R&D Tax Credit Studies: What is the Permitted Purpose test and why does it matter?

Jasmine Inge

Many people hear about all the ‘work’ associated with completing a research and development (R&D) tax credit study, but the reality is that the savings associated with this credit make it more than worth it, which you can read about in a prior blog. Although, to receive all these benefits, your company must pass four qualifying tests.

Today we will be discussing the first of these tests, the permitted purpose test. The Internal Revenue Service (IRS) defines permitted purpose as, “any process that is new to the company or any process that has been improved.” This test is the most important component of the research and development tax credit because it determines if the work you do can be considered for the credit.
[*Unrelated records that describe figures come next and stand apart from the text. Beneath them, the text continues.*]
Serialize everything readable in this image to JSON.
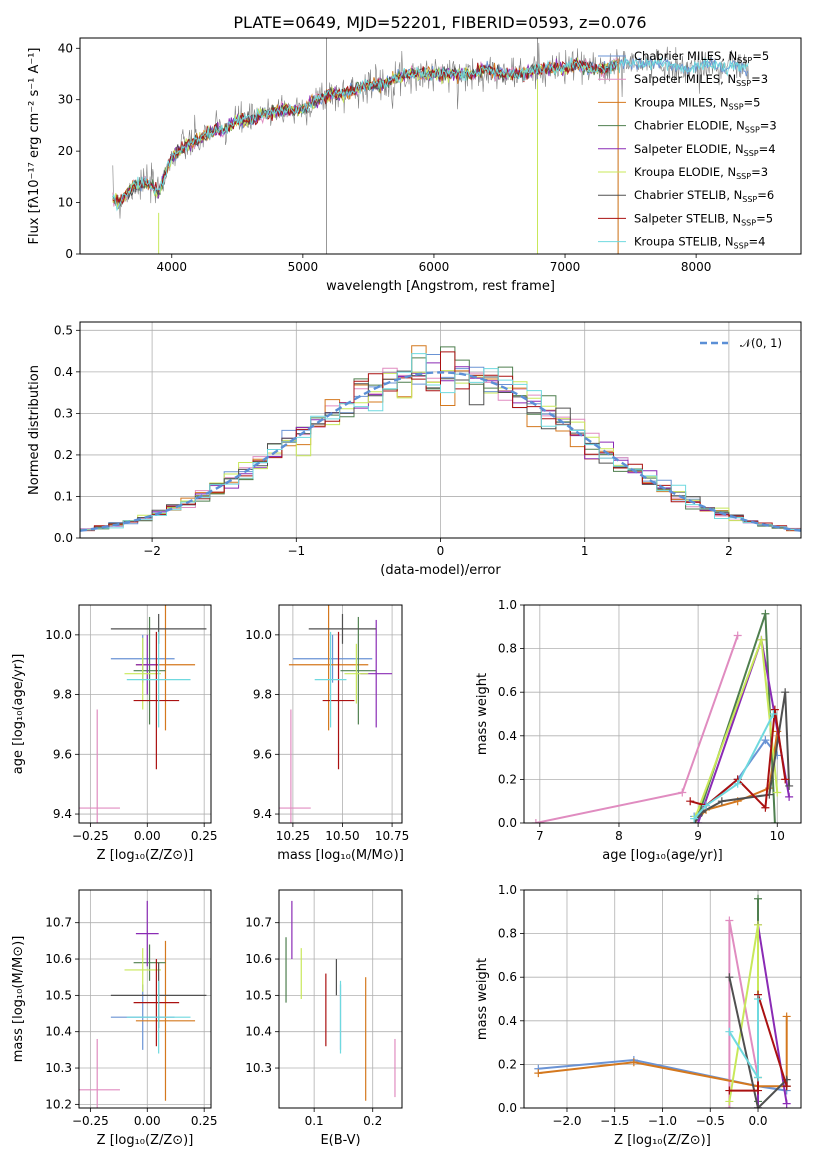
{
  "colors": [
    "#6a93d4",
    "#e08cc0",
    "#d4781e",
    "#4f7f4f",
    "#8a2bb5",
    "#c8e85a",
    "#505050",
    "#aa1111",
    "#6fd9df"
  ],
  "chart_data": [
    {
      "id": "spectrum",
      "type": "line",
      "title": "PLATE=0649, MJD=52201, FIBERID=0593, z=0.076",
      "xlabel": "wavelength [Angstrom, rest frame]",
      "ylabel": "Flux [fλ10⁻¹⁷ erg cm⁻² s⁻¹ A⁻¹]",
      "xlim": [
        3300,
        8800
      ],
      "ylim": [
        0,
        42
      ],
      "xticks": [
        4000,
        5000,
        6000,
        7000,
        8000
      ],
      "yticks": [
        0,
        10,
        20,
        30,
        40
      ],
      "grid": false,
      "legend_position": "top-right",
      "spectrum_points": {
        "x": [
          3550,
          3600,
          3700,
          3800,
          3900,
          4000,
          4100,
          4200,
          4300,
          4400,
          4500,
          4600,
          4700,
          4800,
          4900,
          5000,
          5100,
          5200,
          5300,
          5400,
          5500,
          5600,
          5700,
          5800,
          5900,
          6000,
          6100,
          6200,
          6300,
          6400,
          6500,
          6600,
          6700,
          6800,
          6900,
          7000,
          7100,
          7200,
          7300,
          7400,
          7500,
          7600,
          7700,
          7800,
          7900,
          8000,
          8100,
          8200,
          8300,
          8400
        ],
        "y": [
          11,
          10,
          13,
          14,
          12,
          19,
          21,
          22,
          24,
          24,
          26,
          26,
          27,
          28,
          28,
          28,
          30,
          31,
          31,
          32,
          33,
          33,
          34,
          35,
          35,
          35,
          35,
          35,
          35,
          36,
          35,
          35,
          35,
          36,
          36,
          36,
          37,
          36,
          36,
          37,
          37,
          37,
          37,
          37,
          36,
          36,
          37,
          36,
          37,
          36
        ]
      },
      "series": [
        {
          "name": "Chabrier MILES, N<sub>SSP</sub>=5"
        },
        {
          "name": "Salpeter MILES, N<sub>SSP</sub>=3"
        },
        {
          "name": "Kroupa MILES, N<sub>SSP</sub>=5"
        },
        {
          "name": "Chabrier ELODIE, N<sub>SSP</sub>=3"
        },
        {
          "name": "Salpeter ELODIE, N<sub>SSP</sub>=4"
        },
        {
          "name": "Kroupa ELODIE, N<sub>SSP</sub>=3"
        },
        {
          "name": "Chabrier STELIB, N<sub>SSP</sub>=6"
        },
        {
          "name": "Salpeter STELIB, N<sub>SSP</sub>=5"
        },
        {
          "name": "Kroupa STELIB, N<sub>SSP</sub>=4"
        }
      ]
    },
    {
      "id": "residuals",
      "type": "bar",
      "xlabel": "(data-model)/error",
      "ylabel": "Normed distribution",
      "xlim": [
        -2.5,
        2.5
      ],
      "ylim": [
        0,
        0.52
      ],
      "xticks": [
        -2,
        -1,
        0,
        1,
        2
      ],
      "yticks": [
        0.0,
        0.1,
        0.2,
        0.3,
        0.4,
        0.5
      ],
      "grid": true,
      "legend_position": "top-right",
      "legend": "𝒩(0, 1)",
      "bin_width": 0.1
    },
    {
      "id": "age_vs_Z",
      "type": "scatter",
      "xlabel": "Z [log₁₀(Z/Z⊙)]",
      "ylabel": "age  [log₁₀(age/yr)]",
      "xlim": [
        -0.3,
        0.28
      ],
      "ylim": [
        9.37,
        10.1
      ],
      "xticks": [
        -0.25,
        0.0,
        0.25
      ],
      "yticks": [
        9.4,
        9.6,
        9.8,
        10.0
      ],
      "grid": true,
      "points": [
        {
          "x": -0.02,
          "xerr": 0.14,
          "y": 9.92,
          "yerr": 0.08
        },
        {
          "x": -0.22,
          "xerr": 0.1,
          "y": 9.42,
          "yerr": 0.33
        },
        {
          "x": 0.08,
          "xerr": 0.13,
          "y": 9.9,
          "yerr": 0.22
        },
        {
          "x": 0.01,
          "xerr": 0.07,
          "y": 9.88,
          "yerr": 0.18
        },
        {
          "x": 0.0,
          "xerr": 0.05,
          "y": 9.9,
          "yerr": 0.1
        },
        {
          "x": -0.02,
          "xerr": 0.08,
          "y": 9.87,
          "yerr": 0.12
        },
        {
          "x": 0.05,
          "xerr": 0.21,
          "y": 10.02,
          "yerr": 0.05
        },
        {
          "x": 0.04,
          "xerr": 0.1,
          "y": 9.78,
          "yerr": 0.23
        },
        {
          "x": 0.05,
          "xerr": 0.14,
          "y": 9.85,
          "yerr": 0.16
        }
      ]
    },
    {
      "id": "age_vs_mass",
      "type": "scatter",
      "xlabel": "mass [log₁₀(M/M⊙)]",
      "ylabel": "",
      "xlim": [
        10.18,
        10.8
      ],
      "ylim": [
        9.37,
        10.1
      ],
      "xticks": [
        10.25,
        10.5,
        10.75
      ],
      "yticks": [
        9.4,
        9.6,
        9.8,
        10.0
      ],
      "grid": true,
      "points": [
        {
          "x": 10.45,
          "xerr": 0.2,
          "y": 9.92,
          "yerr": 0.08
        },
        {
          "x": 10.24,
          "xerr": 0.1,
          "y": 9.42,
          "yerr": 0.33
        },
        {
          "x": 10.43,
          "xerr": 0.2,
          "y": 9.9,
          "yerr": 0.22
        },
        {
          "x": 10.58,
          "xerr": 0.09,
          "y": 9.88,
          "yerr": 0.18
        },
        {
          "x": 10.67,
          "xerr": 0.08,
          "y": 9.87,
          "yerr": 0.18
        },
        {
          "x": 10.57,
          "xerr": 0.06,
          "y": 9.87,
          "yerr": 0.1
        },
        {
          "x": 10.5,
          "xerr": 0.17,
          "y": 10.02,
          "yerr": 0.05
        },
        {
          "x": 10.48,
          "xerr": 0.08,
          "y": 9.78,
          "yerr": 0.23
        },
        {
          "x": 10.44,
          "xerr": 0.08,
          "y": 9.85,
          "yerr": 0.16
        }
      ]
    },
    {
      "id": "weight_vs_age",
      "type": "line",
      "xlabel": "age  [log₁₀(age/yr)]",
      "ylabel": "mass weight",
      "xlim": [
        6.8,
        10.3
      ],
      "ylim": [
        0.0,
        1.0
      ],
      "xticks": [
        7,
        8,
        9,
        10
      ],
      "yticks": [
        0.0,
        0.2,
        0.4,
        0.6,
        0.8,
        1.0
      ],
      "grid": true,
      "series": [
        {
          "x": [
            8.95,
            9.1,
            9.5,
            9.85,
            10.0
          ],
          "y": [
            0.03,
            0.08,
            0.2,
            0.38,
            0.31
          ]
        },
        {
          "x": [
            6.95,
            8.8,
            9.5
          ],
          "y": [
            0.0,
            0.14,
            0.86
          ]
        },
        {
          "x": [
            8.95,
            9.1,
            9.5,
            9.9,
            10.0
          ],
          "y": [
            0.0,
            0.06,
            0.1,
            0.16,
            0.42
          ]
        },
        {
          "x": [
            9.0,
            9.85,
            9.97
          ],
          "y": [
            0.03,
            0.96,
            0.0
          ]
        },
        {
          "x": [
            9.0,
            9.8,
            10.15
          ],
          "y": [
            0.0,
            0.84,
            0.12
          ]
        },
        {
          "x": [
            8.97,
            9.8,
            10.0
          ],
          "y": [
            0.03,
            0.84,
            0.14
          ]
        },
        {
          "x": [
            8.95,
            9.05,
            9.3,
            9.9,
            10.1,
            10.15
          ],
          "y": [
            0.0,
            0.05,
            0.1,
            0.13,
            0.6,
            0.17
          ]
        },
        {
          "x": [
            8.9,
            9.1,
            9.5,
            9.85,
            9.97,
            10.1
          ],
          "y": [
            0.1,
            0.08,
            0.2,
            0.07,
            0.52,
            0.2
          ]
        },
        {
          "x": [
            8.95,
            9.1,
            9.5,
            9.95
          ],
          "y": [
            0.02,
            0.08,
            0.18,
            0.5
          ]
        }
      ]
    },
    {
      "id": "mass_vs_Z",
      "type": "scatter",
      "xlabel": "Z [log₁₀(Z/Z⊙)]",
      "ylabel": "mass [log₁₀(M/M⊙)]",
      "xlim": [
        -0.3,
        0.28
      ],
      "ylim": [
        10.19,
        10.79
      ],
      "xticks": [
        -0.25,
        0.0,
        0.25
      ],
      "yticks": [
        10.2,
        10.3,
        10.4,
        10.5,
        10.6,
        10.7
      ],
      "grid": true,
      "points": [
        {
          "x": -0.02,
          "xerr": 0.14,
          "y": 10.44,
          "yerr": 0.09
        },
        {
          "x": -0.22,
          "xerr": 0.1,
          "y": 10.24,
          "yerr": 0.14
        },
        {
          "x": 0.08,
          "xerr": 0.13,
          "y": 10.43,
          "yerr": 0.22
        },
        {
          "x": 0.01,
          "xerr": 0.07,
          "y": 10.59,
          "yerr": 0.05
        },
        {
          "x": 0.0,
          "xerr": 0.05,
          "y": 10.67,
          "yerr": 0.09
        },
        {
          "x": -0.02,
          "xerr": 0.08,
          "y": 10.57,
          "yerr": 0.06
        },
        {
          "x": 0.05,
          "xerr": 0.21,
          "y": 10.5,
          "yerr": 0.09
        },
        {
          "x": 0.04,
          "xerr": 0.1,
          "y": 10.48,
          "yerr": 0.12
        },
        {
          "x": 0.05,
          "xerr": 0.14,
          "y": 10.44,
          "yerr": 0.1
        }
      ]
    },
    {
      "id": "mass_vs_EBV",
      "type": "scatter",
      "xlabel": "E(B-V)",
      "ylabel": "",
      "xlim": [
        0.04,
        0.25
      ],
      "ylim": [
        10.19,
        10.79
      ],
      "xticks": [
        0.1,
        0.2
      ],
      "yticks": [
        10.3,
        10.4,
        10.5,
        10.6,
        10.7
      ],
      "grid": true,
      "points": [
        {
          "x": 0.145,
          "y": 10.44,
          "yerr": 0.09
        },
        {
          "x": 0.238,
          "y": 10.3,
          "yerr": 0.08
        },
        {
          "x": 0.188,
          "y": 10.38,
          "yerr": 0.17
        },
        {
          "x": 0.052,
          "y": 10.57,
          "yerr": 0.09
        },
        {
          "x": 0.062,
          "y": 10.68,
          "yerr": 0.08
        },
        {
          "x": 0.078,
          "y": 10.56,
          "yerr": 0.07
        },
        {
          "x": 0.138,
          "y": 10.55,
          "yerr": 0.05
        },
        {
          "x": 0.12,
          "y": 10.46,
          "yerr": 0.1
        },
        {
          "x": 0.145,
          "y": 10.44,
          "yerr": 0.1
        }
      ]
    },
    {
      "id": "weight_vs_Z",
      "type": "line",
      "xlabel": "Z [log₁₀(Z/Z⊙)]",
      "ylabel": "mass weight",
      "xlim": [
        -2.45,
        0.45
      ],
      "ylim": [
        0.0,
        1.0
      ],
      "xticks": [
        -2.0,
        -1.5,
        -1.0,
        -0.5,
        0.0
      ],
      "yticks": [
        0.0,
        0.2,
        0.4,
        0.6,
        0.8,
        1.0
      ],
      "grid": true,
      "series": [
        {
          "x": [
            -2.3,
            -1.3,
            0.0,
            0.3
          ],
          "y": [
            0.18,
            0.22,
            0.1,
            0.08
          ]
        },
        {
          "x": [
            -0.3,
            -0.3,
            0.0
          ],
          "y": [
            0.0,
            0.86,
            0.14
          ]
        },
        {
          "x": [
            -2.3,
            -1.3,
            0.0,
            0.3,
            0.3
          ],
          "y": [
            0.16,
            0.21,
            0.1,
            0.1,
            0.42
          ]
        },
        {
          "x": [
            0.0,
            0.0,
            0.0
          ],
          "y": [
            0.0,
            0.96,
            0.03
          ]
        },
        {
          "x": [
            0.0,
            0.0,
            0.3
          ],
          "y": [
            0.0,
            0.84,
            0.02
          ]
        },
        {
          "x": [
            -0.3,
            0.0,
            0.0
          ],
          "y": [
            0.03,
            0.84,
            0.14
          ]
        },
        {
          "x": [
            -0.3,
            0.0,
            0.3,
            0.3
          ],
          "y": [
            0.6,
            0.0,
            0.13,
            0.1
          ]
        },
        {
          "x": [
            -0.3,
            0.0,
            0.0,
            0.3
          ],
          "y": [
            0.08,
            0.08,
            0.52,
            0.1
          ]
        },
        {
          "x": [
            -0.3,
            0.0,
            0.0
          ],
          "y": [
            0.35,
            0.14,
            0.5
          ]
        }
      ]
    }
  ]
}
During an R&D study, a list of qualifying jobs will be compiled, and the validity of the processes will be accessed to best help you receive the most credit for your company. Most companies don’t even realize that the everyday functions of their jobs qualify for this credit and can pass the permitted purpose test.

If you have created or improved the function, reliability, quality, or performance of a business component, you may very well qualify to receive the credit. This includes any process, invention, formula, technique, product and computer software not intended solely for internal use of the creator.

One of the biggest things to think about when considering a research and development credit is there are some activities that will not meet these qualifications. These include, but are not limited to, new processes created after the start of commercial production of a product or process, any adaptation of a current product or process, the duplication of a product or process, and not for visual aesthetics.